Наступило короткое молчание.
— Мама думает, что этого достаточно, чтобы ее разоблачить, — полувопросительно произнесла Марион, взглянув на Роберта, затем на Кевина и снова на Роберта. — Вы этого не думаете?
— Нет, этого одного мало. Тут она может выпутаться с помощью ловкого адвоката. Ну, например, можно сказать, что она догадалась о разветвлении дорожки, когда автомобиль сделал поворот. Разумеется, поворот еще ни о чем не говорит, дорожка, образующая круг, встречается редко, догадаться об этом не так-то просто. Девчонка видела ее из окна автобуса и запомнила, вот в чем дело. Но, так или иначе, это мы припасем для главного суда, для выездной сессии в Нортоне.
— Я ждала, что вы так скажете, а потому не сильно разочарована, — откликнулась Марион. — И все равно я ужасно рада этому открытию — не потому, что оно избавляет нас от обвинений, а потому, что избавляет от сомнений, которые… которые могли бы… — Она замолкла, избегая взгляда Роберта.
— Которые могли бы омрачить наши светлые умы! — закончил за нее Кевин и покосился на Роберта с веселым злорадством.
— Так ты считаешь, что завтра нам надо молчать и все приберечь для выездной сессии? — спросил Роберт.
— Вот именно.

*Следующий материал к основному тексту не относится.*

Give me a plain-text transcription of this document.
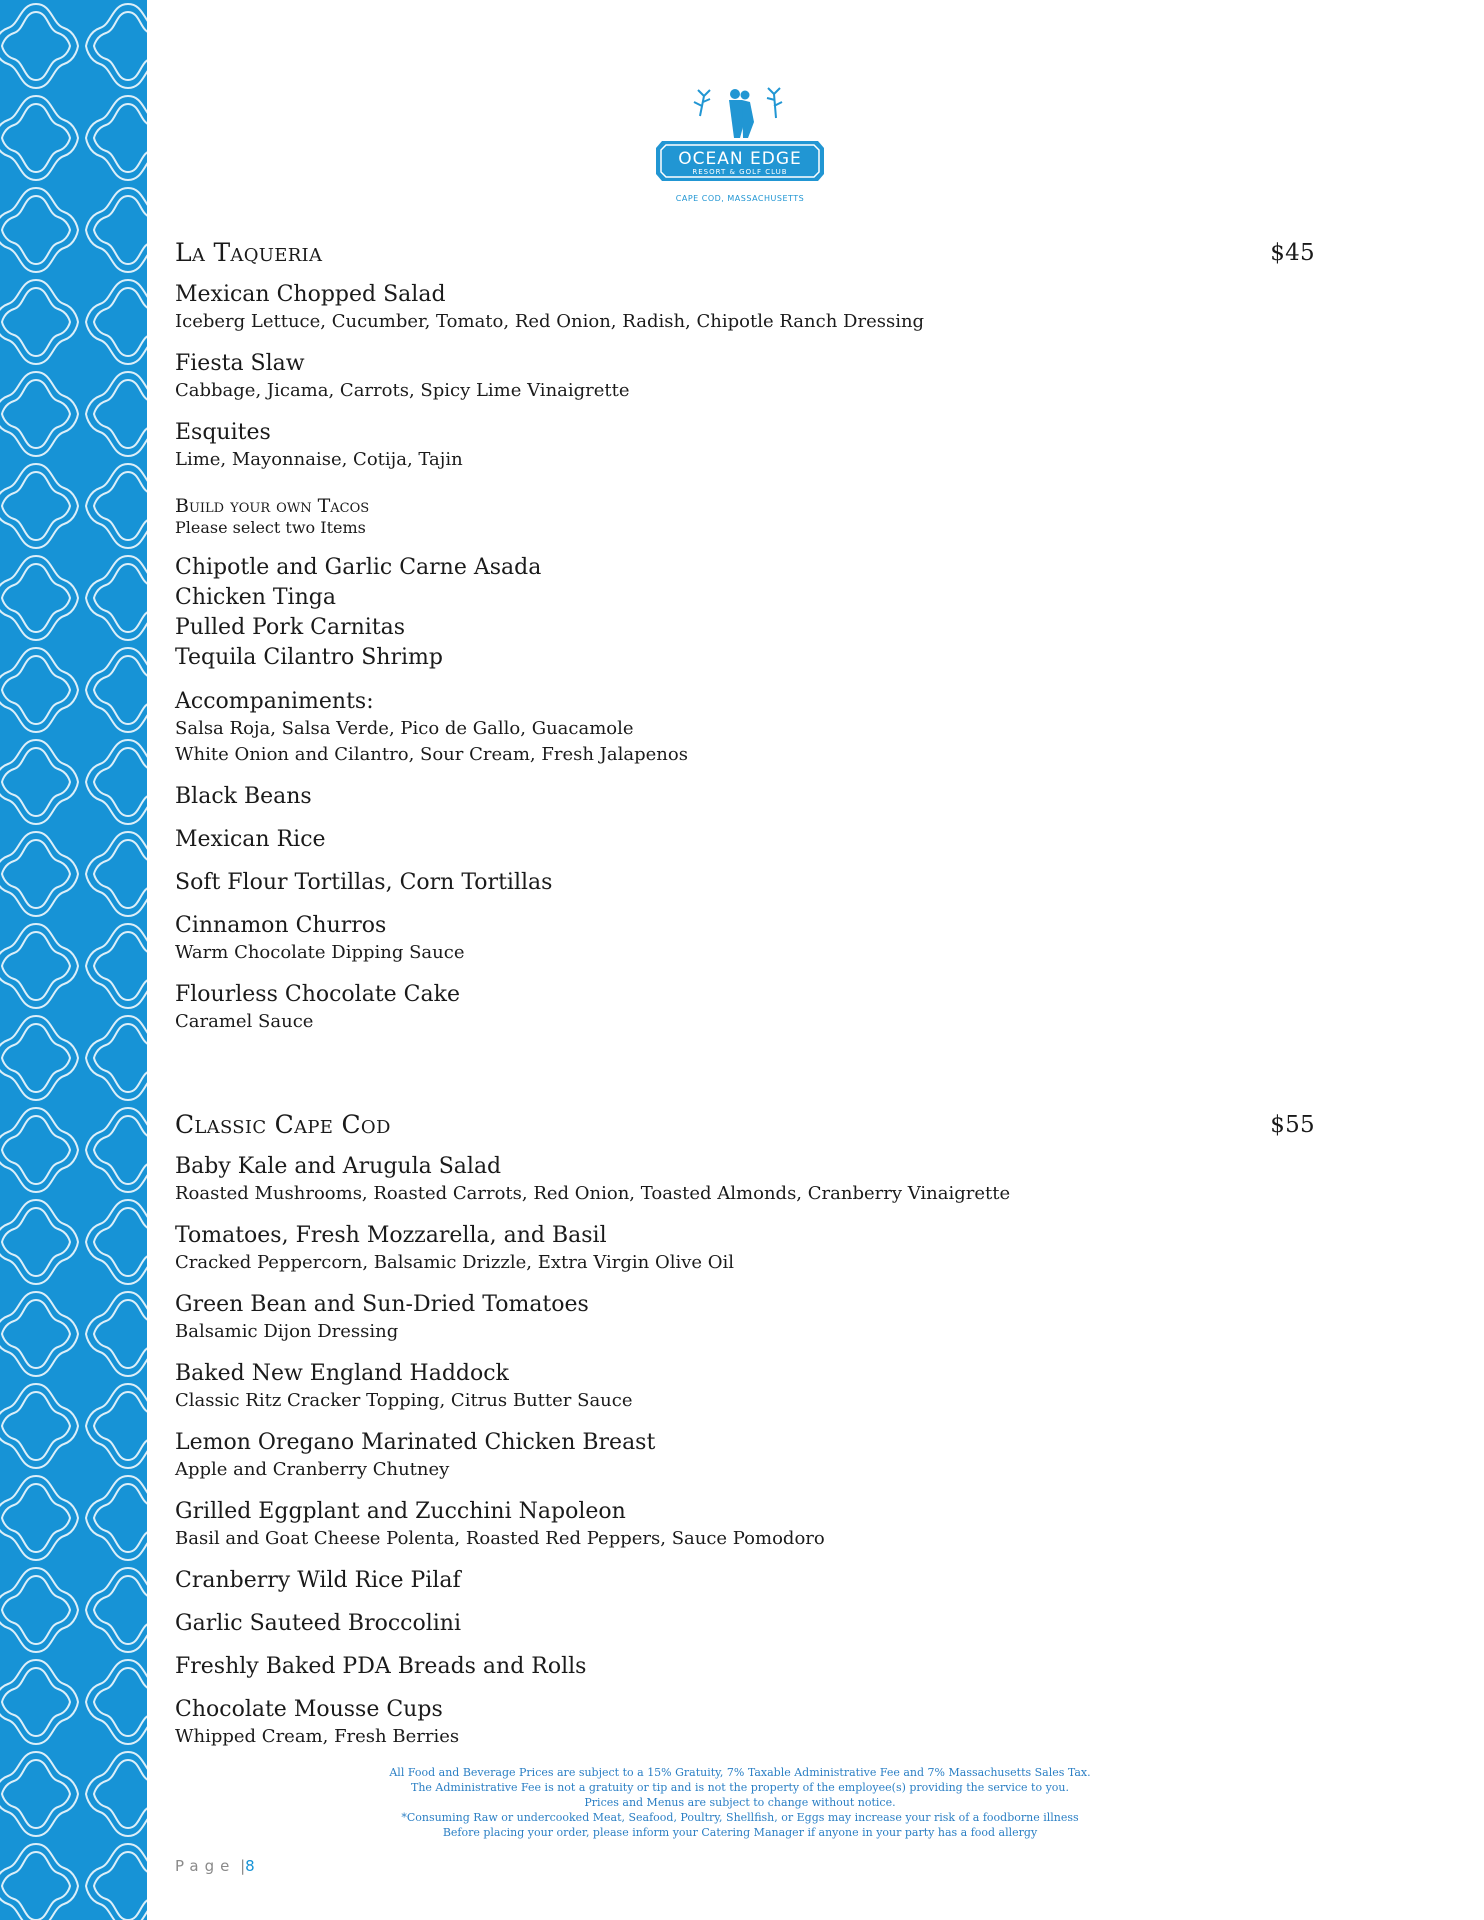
OCEAN EDGE
RESORT & GOLF CLUB
CAPE COD, MASSACHUSETTS
La Taqueria	$45
Mexican Chopped Salad
Iceberg Lettuce, Cucumber, Tomato, Red Onion, Radish, Chipotle Ranch Dressing
Fiesta Slaw
Cabbage, Jicama, Carrots, Spicy Lime Vinaigrette
Esquites
Lime, Mayonnaise, Cotija, Tajin
Build your own Tacos
Please select two Items
Chipotle and Garlic Carne Asada
Chicken Tinga
Pulled Pork Carnitas
Tequila Cilantro Shrimp
Accompaniments:
Salsa Roja, Salsa Verde, Pico de Gallo, Guacamole
White Onion and Cilantro, Sour Cream, Fresh Jalapenos
Black Beans
Mexican Rice
Soft Flour Tortillas, Corn Tortillas
Cinnamon Churros
Warm Chocolate Dipping Sauce
Flourless Chocolate Cake
Caramel Sauce
Classic Cape Cod	$55
Baby Kale and Arugula Salad
Roasted Mushrooms, Roasted Carrots, Red Onion, Toasted Almonds, Cranberry Vinaigrette
Tomatoes, Fresh Mozzarella, and Basil
Cracked Peppercorn, Balsamic Drizzle, Extra Virgin Olive Oil
Green Bean and Sun-Dried Tomatoes
Balsamic Dijon Dressing
Baked New England Haddock
Classic Ritz Cracker Topping, Citrus Butter Sauce
Lemon Oregano Marinated Chicken Breast
Apple and Cranberry Chutney
Grilled Eggplant and Zucchini Napoleon
Basil and Goat Cheese Polenta, Roasted Red Peppers, Sauce Pomodoro
Cranberry Wild Rice Pilaf
Garlic Sauteed Broccolini
Freshly Baked PDA Breads and Rolls
Chocolate Mousse Cups
Whipped Cream, Fresh Berries
All Food and Beverage Prices are subject to a 15% Gratuity, 7% Taxable Administrative Fee and 7% Massachusetts Sales Tax.
The Administrative Fee is not a gratuity or tip and is not the property of the employee(s) providing the service to you.
Prices and Menus are subject to change without notice.
*Consuming Raw or undercooked Meat, Seafood, Poultry, Shellfish, or Eggs may increase your risk of a foodborne illness
Before placing your order, please inform your Catering Manager if anyone in your party has a food allergy
Page |8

Это не составит разницы для мисс Шарп и ее матушки. Что в одном суде появиться, что в другом… Причем им будет куда легче в Нортоне, чем завтра в полицейском суде Милфорда, где их все знают. Чем короче будет завтрашнее заседание, тем лучше. Завтра защититься вам будет нечем, так что все пройдет быстро и формально. Выскажется их сторона, ты заявишь, что приберегаешь защиту для выездной сессии, подашь просьбу о взятии обвиняемых на поруки — и все.